Mitochondria originated from the endosymbiotic event commencing from the engulfment of an ancestral α-proteobacterium by the first eukaryotic ancestor. Establishment of niches has led to various adaptations among eukaryotes. In anaerobic parasitic protists, the mitochondria have undergone modifications by combining features shared from the aerobic mitochondria with lineage-specific components and mechanisms; a diversified class of organelles emerged and are generally called mitochondrion-related organelles (MROs). In this review we summarize and discuss the recent advances in the knowledge of MROs from parasitic protists, particularly the themes such as metabolic functions, contribution to parasitism, dynamics, protein targeting, and novel lineage- specific proteins, with emphasis on the diversity among these organelles.

Fe-S cluster assembly in the supergroup Excavata

The majority of established model organisms belong to the supergroup Opisthokonta, which includes yeasts and animals.

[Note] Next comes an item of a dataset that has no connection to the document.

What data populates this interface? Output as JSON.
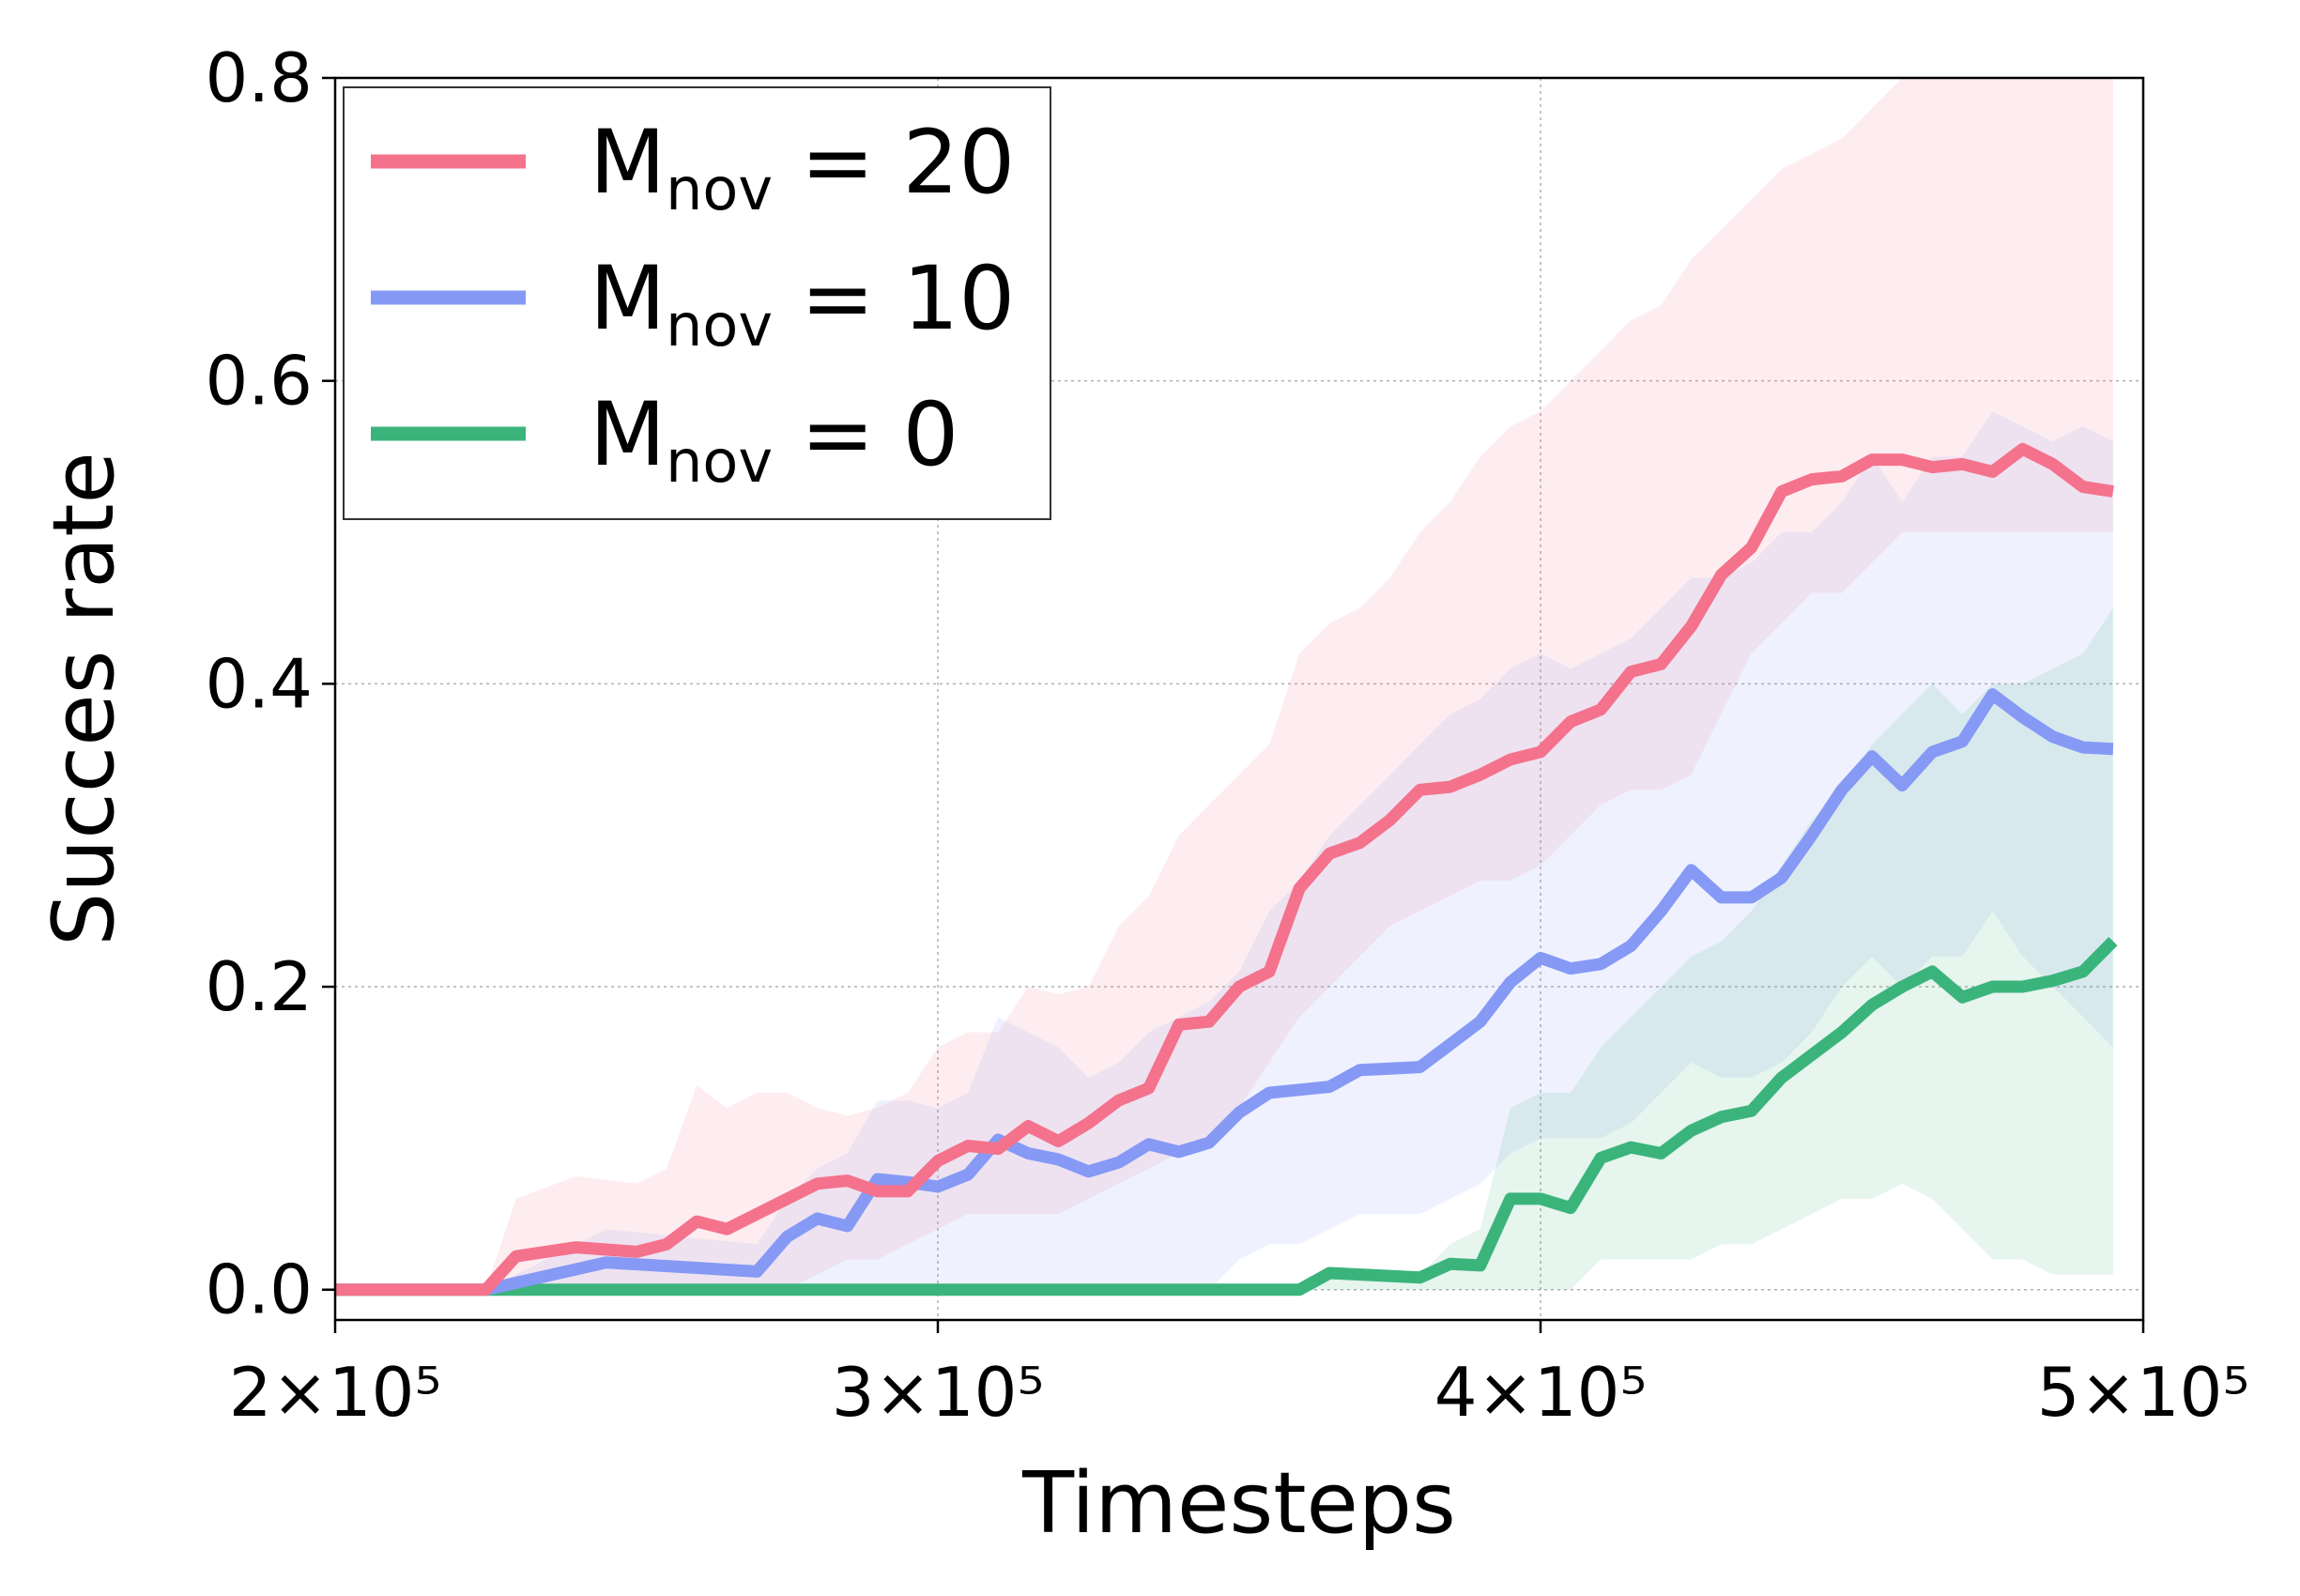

While enlightening, this focus has neglected protists,  organisms that represent the bulk of eukaryotic diversity and are often regarded as primitive eukaryotes. One of these is the “supergroup” Excavata, which comprises unicellular flagellates of diverse lifestyles and contains species of medical importance, such as Trichomonas, Giardia, Naegleria, Trypanosoma and Leishmania. Excavata exhibits a continuum in mitochondrial forms, ranging from classical aerobic, cristae-bearing mitochondria to mitochondria-related organelles, such as hydrogenosomes and mitosomes, to the extreme case of a complete absence of the organelle. All forms of mitochondria house a machinery for the assembly of Fe–S clusters, ancient cofactors required in various biochemical activities needed to sustain every extant cell. In this review, we survey what is known about the Fe–S cluster assembly in the supergroup Excavata. We aim to bring attention to the diversity found in this group, reflected in gene losses and gains that have shaped the Fe–S cluster biogenesis pathways.